Matilde, la prima de su madre y su hija Emerenciana, Meren, familiarmente, se colgaron del teléfono tratando de hallarle cobijo. Tras una hora de consultas los aspavientos de Meren anunciaron que había encontrado alojamiento.

—Hubo suerte, Rosario reservó una habitación en el hotel de las monjas para su sobrino, pero en el último momento él no ha podido venir. Rosario iba a anular la reserva para ver si le devolvían lo adelantado, aunque no confiaba, buenas son las monjas… y, como Rosario no dejó el nombre de su sobrino, diremos que eres tú y arreglado, le pagas lo que sea a la Rosario y todos felices. ¿Hace?

—Por mí, bien, pero ¿dónde está ese hotel?

— ¿Cómo preguntas eso? Con la de veces que has estado allí. Es la casa de don Agapito, el administrador del señor marques. ¿A que ahora caes?

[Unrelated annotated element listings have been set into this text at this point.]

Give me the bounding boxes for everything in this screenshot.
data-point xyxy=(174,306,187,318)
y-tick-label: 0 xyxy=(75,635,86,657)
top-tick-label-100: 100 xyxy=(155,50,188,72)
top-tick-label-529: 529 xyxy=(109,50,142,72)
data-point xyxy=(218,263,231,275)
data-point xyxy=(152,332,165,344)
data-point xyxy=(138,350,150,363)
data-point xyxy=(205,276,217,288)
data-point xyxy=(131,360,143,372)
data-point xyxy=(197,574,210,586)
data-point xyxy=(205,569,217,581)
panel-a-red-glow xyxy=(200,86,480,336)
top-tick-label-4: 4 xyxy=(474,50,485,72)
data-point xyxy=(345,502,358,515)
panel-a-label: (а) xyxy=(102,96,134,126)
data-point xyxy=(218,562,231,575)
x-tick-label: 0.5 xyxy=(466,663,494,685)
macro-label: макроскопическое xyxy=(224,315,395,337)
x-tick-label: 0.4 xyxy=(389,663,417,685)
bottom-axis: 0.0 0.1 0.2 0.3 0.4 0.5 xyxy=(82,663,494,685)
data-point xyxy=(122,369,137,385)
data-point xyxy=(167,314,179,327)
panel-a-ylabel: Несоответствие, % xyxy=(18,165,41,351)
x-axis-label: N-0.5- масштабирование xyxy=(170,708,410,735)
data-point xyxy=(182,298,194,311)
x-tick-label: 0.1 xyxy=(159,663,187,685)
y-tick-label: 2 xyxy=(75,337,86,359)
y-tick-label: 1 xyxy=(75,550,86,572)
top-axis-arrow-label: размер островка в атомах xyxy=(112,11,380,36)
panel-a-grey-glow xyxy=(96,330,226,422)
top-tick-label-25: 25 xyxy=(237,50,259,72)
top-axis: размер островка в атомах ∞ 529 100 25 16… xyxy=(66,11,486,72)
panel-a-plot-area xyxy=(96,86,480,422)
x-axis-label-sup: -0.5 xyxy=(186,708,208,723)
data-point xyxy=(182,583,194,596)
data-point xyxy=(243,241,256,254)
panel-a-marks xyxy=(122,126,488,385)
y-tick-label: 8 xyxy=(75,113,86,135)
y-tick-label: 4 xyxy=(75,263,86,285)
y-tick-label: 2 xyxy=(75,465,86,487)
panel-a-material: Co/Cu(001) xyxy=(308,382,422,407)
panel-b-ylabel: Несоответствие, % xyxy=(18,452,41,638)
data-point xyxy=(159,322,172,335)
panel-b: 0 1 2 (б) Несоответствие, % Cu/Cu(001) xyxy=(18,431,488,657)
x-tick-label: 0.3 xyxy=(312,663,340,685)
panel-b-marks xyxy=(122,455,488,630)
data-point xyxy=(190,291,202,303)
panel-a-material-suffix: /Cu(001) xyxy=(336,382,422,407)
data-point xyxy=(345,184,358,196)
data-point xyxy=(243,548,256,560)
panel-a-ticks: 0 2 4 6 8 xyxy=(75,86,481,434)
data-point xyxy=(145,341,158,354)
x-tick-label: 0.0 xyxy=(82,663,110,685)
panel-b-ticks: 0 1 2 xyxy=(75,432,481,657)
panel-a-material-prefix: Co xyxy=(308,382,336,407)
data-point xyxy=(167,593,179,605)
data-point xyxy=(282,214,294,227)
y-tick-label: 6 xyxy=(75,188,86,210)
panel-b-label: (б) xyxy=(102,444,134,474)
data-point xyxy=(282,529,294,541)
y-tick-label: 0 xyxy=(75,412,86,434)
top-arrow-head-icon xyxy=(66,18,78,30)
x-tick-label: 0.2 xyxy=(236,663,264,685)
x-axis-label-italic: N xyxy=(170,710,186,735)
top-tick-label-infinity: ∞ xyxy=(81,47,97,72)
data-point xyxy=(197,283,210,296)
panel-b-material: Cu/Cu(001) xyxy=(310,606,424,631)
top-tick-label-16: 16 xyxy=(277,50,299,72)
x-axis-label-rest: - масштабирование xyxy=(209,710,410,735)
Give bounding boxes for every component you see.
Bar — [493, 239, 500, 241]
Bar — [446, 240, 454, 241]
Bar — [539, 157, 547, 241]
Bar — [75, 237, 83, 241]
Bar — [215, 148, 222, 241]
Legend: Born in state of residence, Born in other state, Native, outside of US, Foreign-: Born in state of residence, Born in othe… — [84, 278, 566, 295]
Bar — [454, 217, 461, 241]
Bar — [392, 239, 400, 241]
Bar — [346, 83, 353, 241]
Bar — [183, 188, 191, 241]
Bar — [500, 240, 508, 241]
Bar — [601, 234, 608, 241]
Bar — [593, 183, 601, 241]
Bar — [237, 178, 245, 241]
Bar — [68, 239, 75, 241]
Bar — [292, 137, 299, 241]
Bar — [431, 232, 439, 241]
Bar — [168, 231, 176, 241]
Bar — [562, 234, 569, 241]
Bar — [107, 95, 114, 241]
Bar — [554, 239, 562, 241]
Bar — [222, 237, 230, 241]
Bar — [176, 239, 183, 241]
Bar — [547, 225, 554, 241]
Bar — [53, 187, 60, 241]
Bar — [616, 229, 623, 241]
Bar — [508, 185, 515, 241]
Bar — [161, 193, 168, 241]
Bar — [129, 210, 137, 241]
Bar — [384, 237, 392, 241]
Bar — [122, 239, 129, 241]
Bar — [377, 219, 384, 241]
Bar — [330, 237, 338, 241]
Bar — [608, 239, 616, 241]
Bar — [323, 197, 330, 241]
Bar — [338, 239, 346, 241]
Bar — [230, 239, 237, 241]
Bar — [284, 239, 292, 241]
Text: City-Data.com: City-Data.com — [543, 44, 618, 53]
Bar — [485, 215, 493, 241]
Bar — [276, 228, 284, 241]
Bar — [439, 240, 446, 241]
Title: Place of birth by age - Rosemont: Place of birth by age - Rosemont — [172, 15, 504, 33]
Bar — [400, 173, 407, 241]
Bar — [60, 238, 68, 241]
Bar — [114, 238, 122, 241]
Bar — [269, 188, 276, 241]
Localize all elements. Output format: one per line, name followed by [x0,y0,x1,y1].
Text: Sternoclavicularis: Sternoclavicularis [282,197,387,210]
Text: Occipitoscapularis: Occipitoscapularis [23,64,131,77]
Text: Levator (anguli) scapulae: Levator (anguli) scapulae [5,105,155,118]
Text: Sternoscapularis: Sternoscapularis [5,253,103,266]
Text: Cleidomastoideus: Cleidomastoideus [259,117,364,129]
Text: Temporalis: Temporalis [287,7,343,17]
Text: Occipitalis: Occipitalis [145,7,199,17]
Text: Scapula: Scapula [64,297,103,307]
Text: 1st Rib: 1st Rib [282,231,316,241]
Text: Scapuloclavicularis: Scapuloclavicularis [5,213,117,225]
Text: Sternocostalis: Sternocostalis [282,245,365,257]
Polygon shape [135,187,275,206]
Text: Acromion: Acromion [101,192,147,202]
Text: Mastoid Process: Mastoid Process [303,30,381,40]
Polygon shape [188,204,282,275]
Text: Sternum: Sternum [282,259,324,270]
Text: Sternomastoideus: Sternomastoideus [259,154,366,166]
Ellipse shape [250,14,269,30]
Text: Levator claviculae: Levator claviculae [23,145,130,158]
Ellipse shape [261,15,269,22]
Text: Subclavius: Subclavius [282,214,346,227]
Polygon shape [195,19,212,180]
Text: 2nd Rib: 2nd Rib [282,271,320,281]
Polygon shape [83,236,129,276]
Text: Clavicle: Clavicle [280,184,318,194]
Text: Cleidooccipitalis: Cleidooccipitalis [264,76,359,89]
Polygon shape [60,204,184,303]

—Pues claro, la casa de Fernando ¿que ha sido de él? ¿Cómo se llama su hermana, la monja?

—Ay hijo, pareces tonto. Fernando se hizo misionero, lo mataron en Sudán y su hermana Lucia, a punto estuvo de entrar en el convento, pero se lo pensó mejor, se quedó en la casa y allí vivió atormentada, hasta que hace un par de años la encontraron muerta apoyada en el piano. Dicen que no profesó porque la enamoró un galán que ella se quedó esperando. Pero él nunca volvió a buscarla —Al decirlo fijó sus ojos en los de Jacinto.